Looming high above the immigration officers’ desks at Heathrow’s Terminal One, it’s hard to tell whether the “UK BORDER” sign is a warning, threat or misleading branding. Most people shuffling along with passports in hand might think they’re entering a place called the United Kingdom – the reality is that sometime over the summer it became the Unravelled Kingdom. There was no announcement about this rebranding in the press – just a rapid, sustained set of stories that suggested the transformation was complete.

First there was a call by Prime Minister Gordon Brown for more people to quite literally rally around the Union Jack and raise it from every rooftop – a glaring sign that a nation is coming undone if ever there was one. At the same time, one part of the consortium maintaining and upgrading the London Underground caved in on itself. Next, came a declaration that all departments responsible for border controls would come under one, unified banner – complete with uniforms. This was followed by some of the worst flooding the country had seen in recent history and a very public display of incompetence when the government was unable to get enough fresh water to the displaced and stranded.

Off the front pages, ambassadors to London were suggesting deadlines for the 2012 Olympics were under threat due to severe labour shortages in the construction sector. Over in Lausanne more than a few eyebrows were being raised at IOC headquarters as the UK’s crumbling transport infrastructure became a lead story in the closing days of July.

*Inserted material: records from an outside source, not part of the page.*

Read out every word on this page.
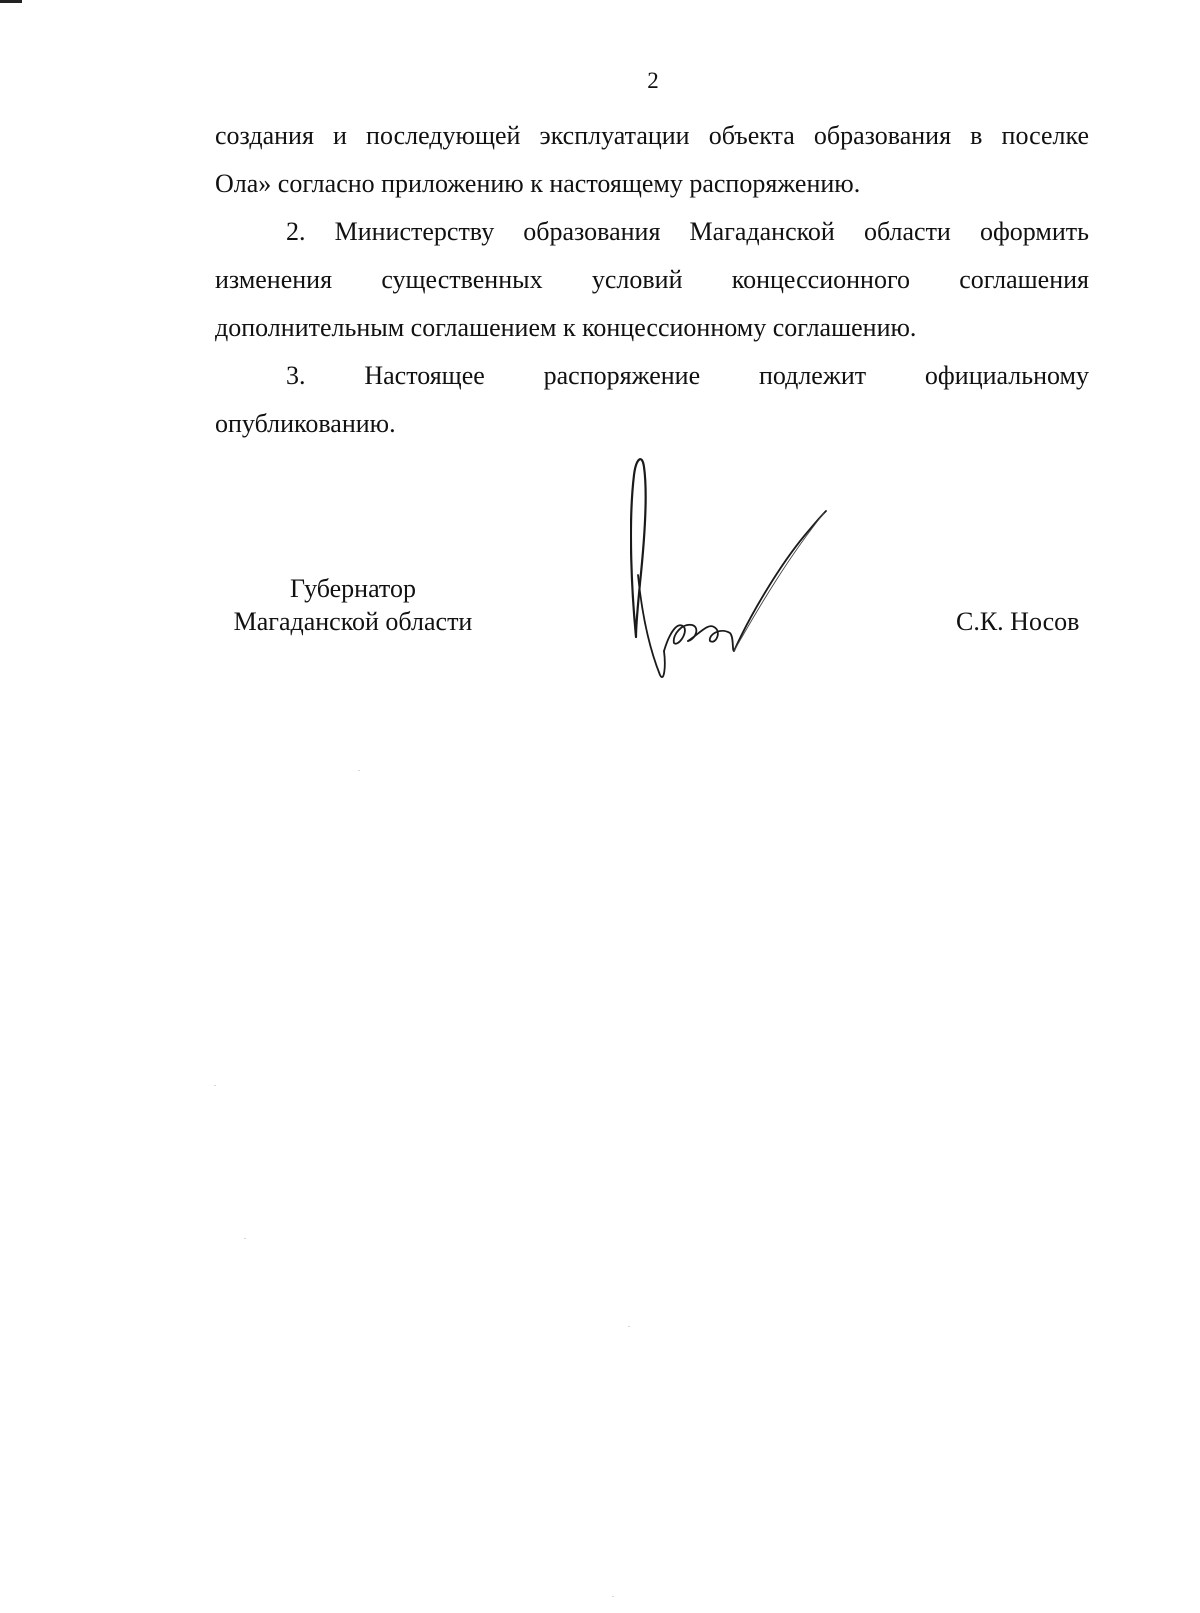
2
создания и последующей эксплуатации объекта образования в поселке
Ола» согласно приложению к настоящему распоряжению.
2. Министерству образования Магаданской области оформить
изменения существенных условий концессионного соглашения
дополнительным соглашением к концессионному соглашению.
3. Настоящее распоряжение подлежит официальному
опубликованию.
Губернатор
Магаданской области	С.К. Носов
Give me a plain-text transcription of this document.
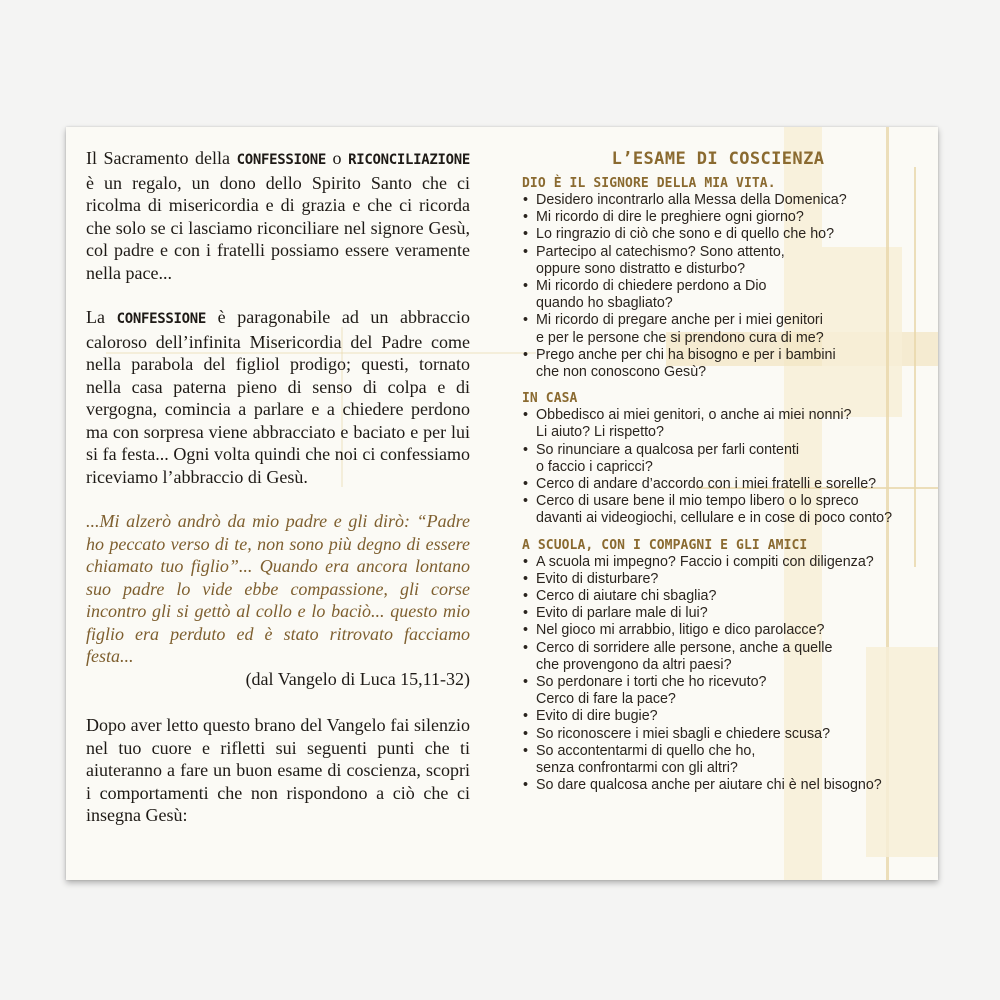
Il Sacramento della CONFESSIONE o RICONCILIAZIONE è un regalo, un dono dello Spirito Santo che ci ricolma di misericordia e di grazia e che ci ricorda che solo se ci lasciamo riconciliare nel signore Gesù, col padre e con i fratelli possiamo essere veramente nella pace...

La CONFESSIONE è paragonabile ad un abbraccio caloroso dell’infinita Misericordia del Padre come nella parabola del figliol prodigo; questi, tornato nella casa paterna pieno di senso di colpa e di vergogna, comincia a parlare e a chiedere perdono ma con sorpresa viene abbracciato e baciato e per lui si fa festa... Ogni volta quindi che noi ci confessiamo riceviamo l’abbraccio di Gesù.

...Mi alzerò andrò da mio padre e gli dirò: “Padre ho peccato verso di te, non sono più degno di essere chiamato tuo figlio”... Quando era ancora lontano suo padre lo vide ebbe compassione, gli corse incontro gli si gettò al collo e lo baciò... questo mio figlio era perduto ed è stato ritrovato facciamo festa...

(dal Vangelo di Luca 15,11-32)

Dopo aver letto questo brano del Vangelo fai silenzio nel tuo cuore e rifletti sui seguenti punti che ti aiuteranno a fare un buon esame di coscienza, scopri i comportamenti che non rispondono a ciò che ci insegna Gesù:

L’ESAME DI COSCIENZA
DIO È IL SIGNORE DELLA MIA VITA.
• Desidero incontrarlo alla Messa della Domenica?
• Mi ricordo di dire le preghiere ogni giorno?
• Lo ringrazio di ciò che sono e di quello che ho?
• Partecipo al catechismo? Sono attento,
oppure sono distratto e disturbo?
• Mi ricordo di chiedere perdono a Dio
quando ho sbagliato?
• Mi ricordo di pregare anche per i miei genitori
e per le persone che si prendono cura di me?
• Prego anche per chi ha bisogno e per i bambini
che non conoscono Gesù?
IN CASA
• Obbedisco ai miei genitori, o anche ai miei nonni?
Li aiuto? Li rispetto?
• So rinunciare a qualcosa per farli contenti
o faccio i capricci?
• Cerco di andare d’accordo con i miei fratelli e sorelle?
• Cerco di usare bene il mio tempo libero o lo spreco
davanti ai videogiochi, cellulare e in cose di poco conto?
A SCUOLA, CON I COMPAGNI E GLI AMICI
• A scuola mi impegno? Faccio i compiti con diligenza?
• Evito di disturbare?
• Cerco di aiutare chi sbaglia?
• Evito di parlare male di lui?
• Nel gioco mi arrabbio, litigo e dico parolacce?
• Cerco di sorridere alle persone, anche a quelle
che provengono da altri paesi?
• So perdonare i torti che ho ricevuto?
Cerco di fare la pace?
• Evito di dire bugie?
• So riconoscere i miei sbagli e chiedere scusa?
• So accontentarmi di quello che ho,
senza confrontarmi con gli altri?
• So dare qualcosa anche per aiutare chi è nel bisogno?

Indeed, just as most of Britain and southern Europe was heading off on holiday, Heathrow had become the ugly poster child for all that was wrong with the country – under-funded, poorly managed, not really British, arrogant, badly designed, outdated, greedy, “not my fault, mate”. What might have been a domestic story elsewhere was top of the line-up on CNN bulletins and dominated the front pages of the FT and IHT. In the absence of an official release from Number 10 that the country was now the Unravelled Kingdom – this was it. The government response? “Not my fault, mate.”

Public and private sector Britain approaches the last quarter of 2007 with a massive assignment that demands they restore public opinion at home and embark on a global campaign to bolster the confidence of everyone from countries that could potentially invest to connecting passengers who’ve been put off by brand UK. A decade ago a bit of slick sloganism in the form of “Cool Britannia” could gloss over all kinds of shortcomings and capture the imagination of editors and investors alike. This time around, PR won’t win the day.

The Unravelled Kingdom needs to pick up its needles and start stitching together disenfranchised communities, battered transport hubs, worn-down rail links and forgotten corners of the country. At the same time it needs to breed a culture of excellence that will create benchmark businesses and public institutions and move a marker that’s currently stuck on mediocre.